Namun dalam menindaklanjuti laporan tersebut Pengawas Pemilu mengalami kesulitan dan selalu ditolak oleh pihak kepolisian. Penolakan pihak kepolisian ini didasarkan karena Pasal 116 ayat (4) ini salah rujuk sehingga tidak dapat diproses.

Johermansyah pun menerangkan bahwa Pasal 80 UU No. 32 tahun 2004 berisikan larangan bagi pejabat negara, pejabat structural, fungsional, dan kepala desa untuk membuat tindakan yang merugikan atau menguntungkan salah satu pasangan

"Mengingat norma ini sebagai bentuk larangan, maka norma ini harus dilengkapi dengan system sanksi," lanjut Johermansyah Secara lebih lanjut, pemerintah melihat larangan yang dimaksud Pasal 80 memang sudah seharusnya terhubung dengan sistem sanksi yang termuat dalam Pasal 116 ayat (4).

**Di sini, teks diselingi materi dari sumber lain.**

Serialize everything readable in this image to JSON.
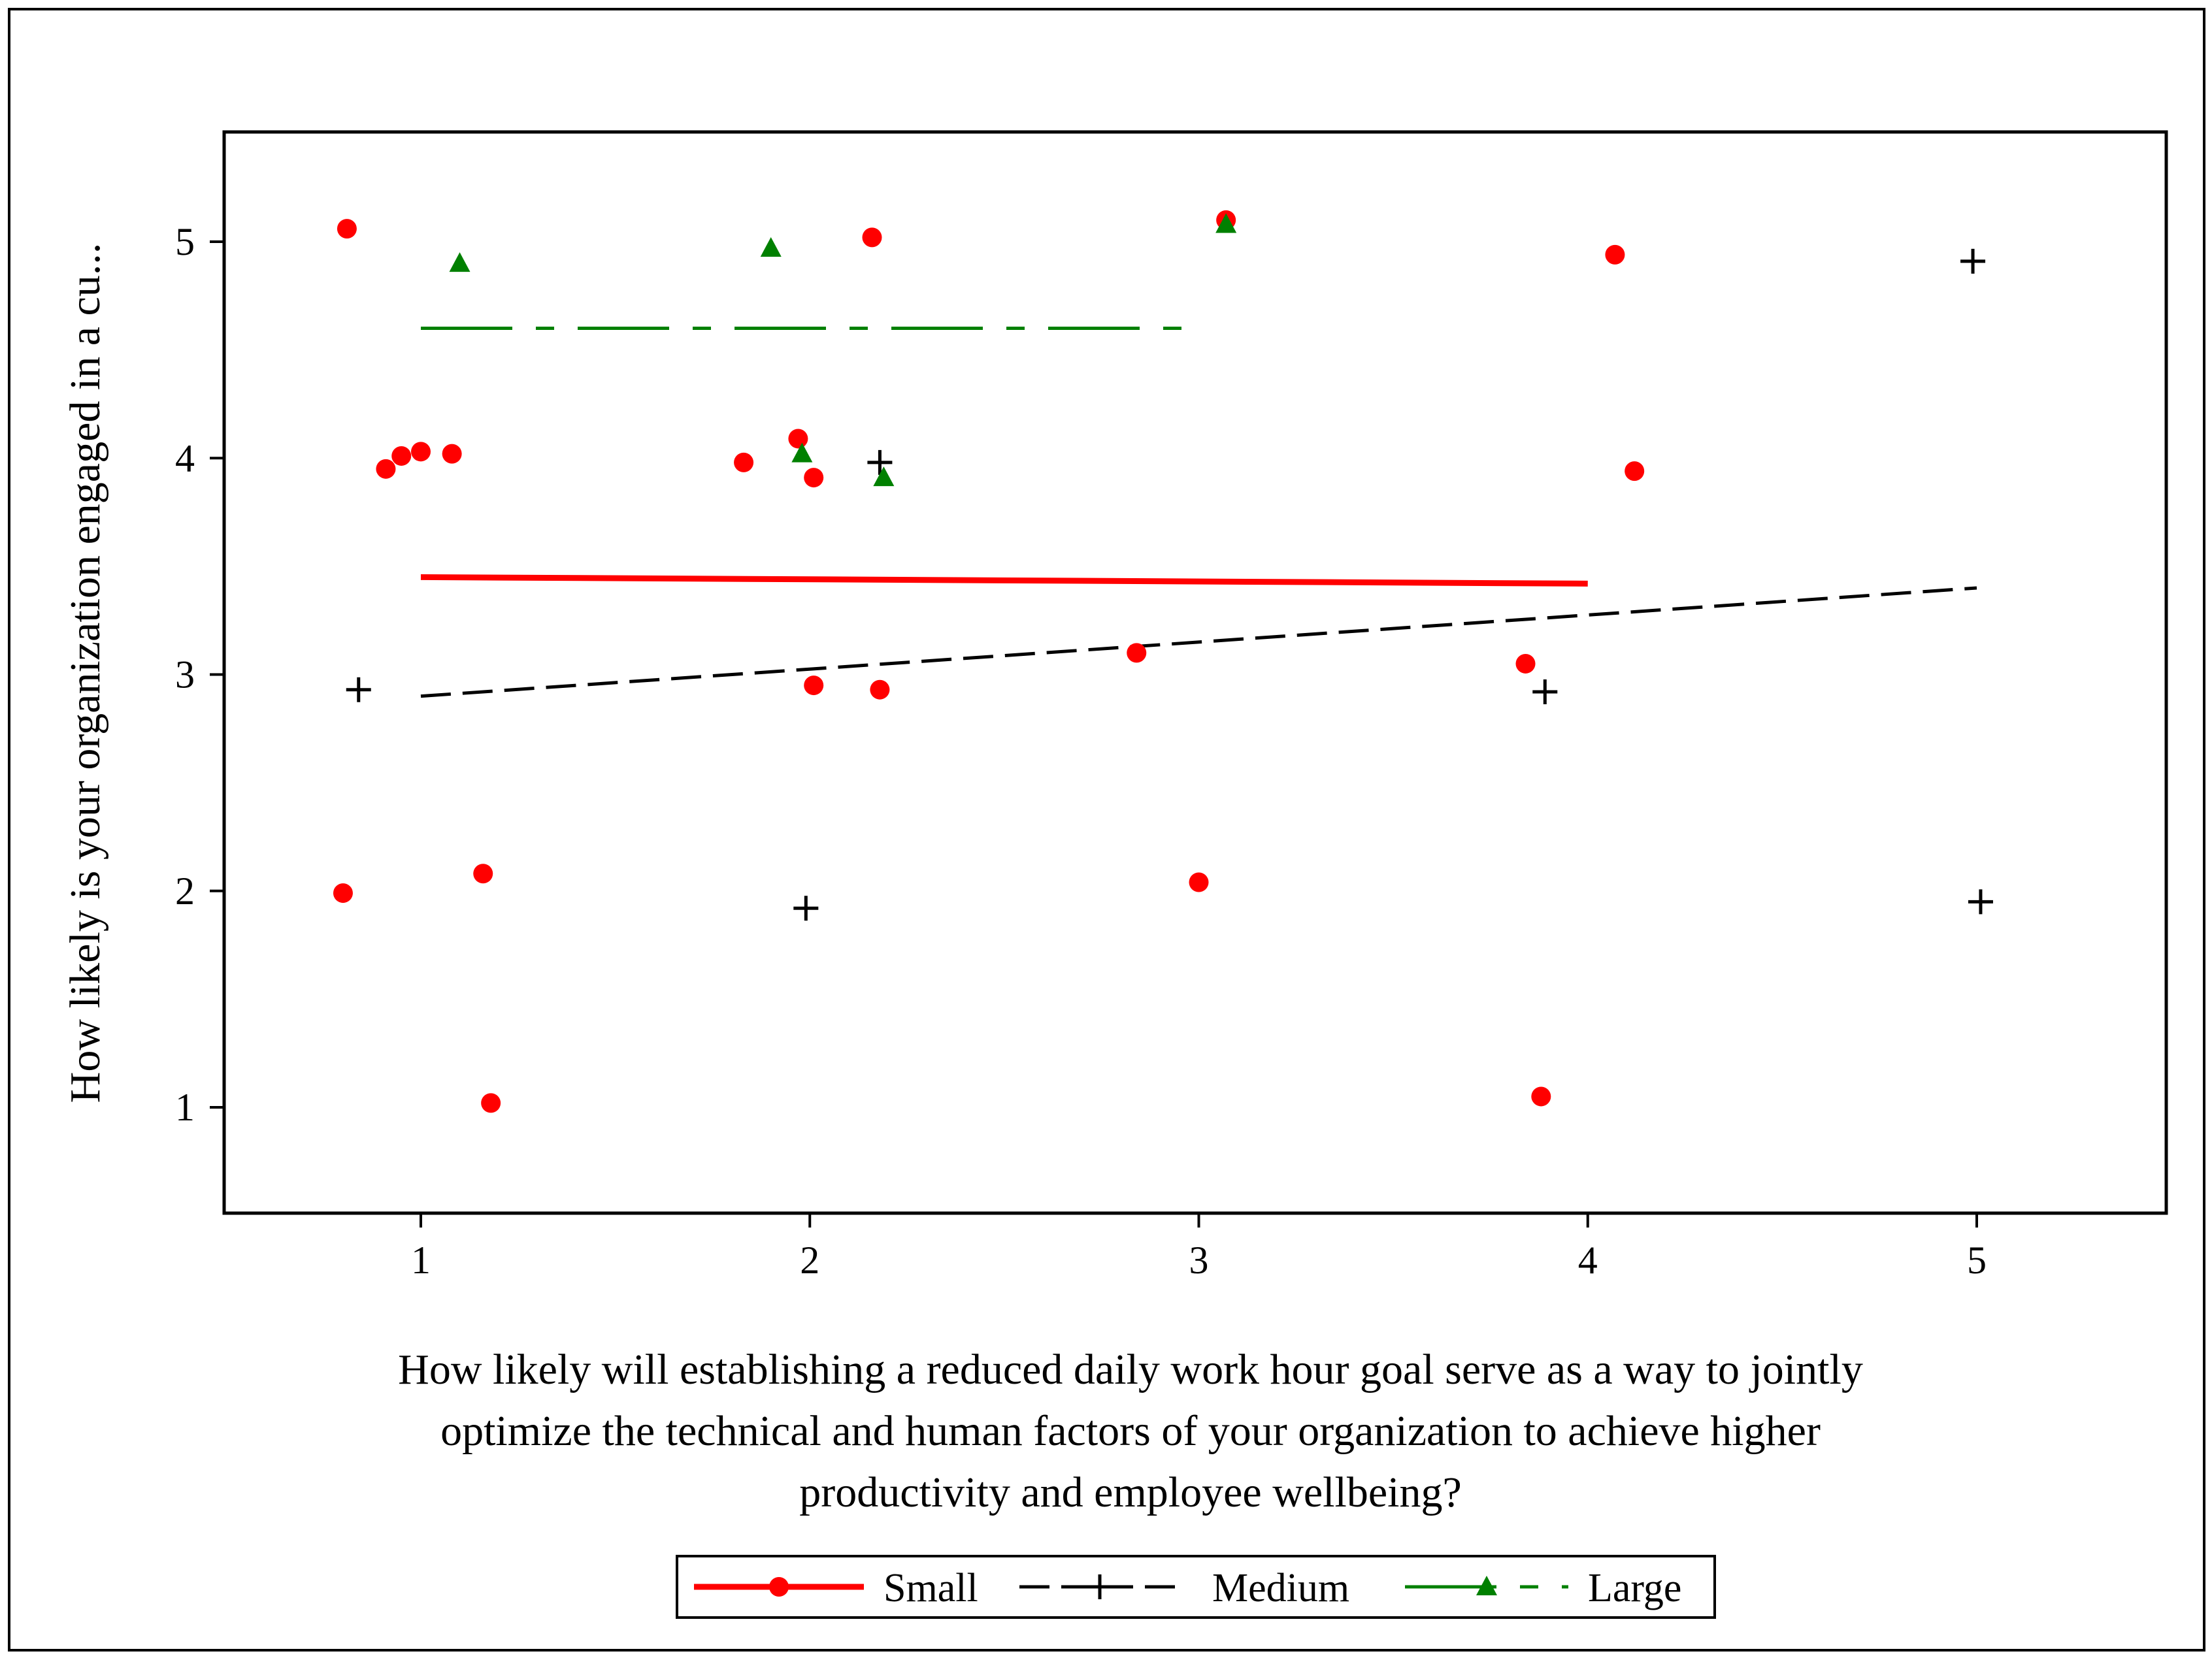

"Konstruksi ini diperlukan agar norma aquo dapat diimplementasikan secara efektif," lanjut Dirjen Otonomi Daerah dalam keterangannya.

Dalam kesimpulannya, pemerintah meminta Mahkamah Konstitusi untuk menolak permohonan pengujian pemohon seluruhnyaatau setidak-tidanya menyatakan permohonan pengujian pemohon tidak dapat diterima atau setidak-tidaknya menyatakan ketentuan Pasal 116 ayat (4) tetap sesuai dengan UUD 1945.

"Menyatakan ketentuan pasal aquo tetap sesuai dengan UUD 1945 sepanjang rujukaannya dimaknai sebagai Pasal 80 UU Nomor 32 tahun 2004," tutup Johermansyah.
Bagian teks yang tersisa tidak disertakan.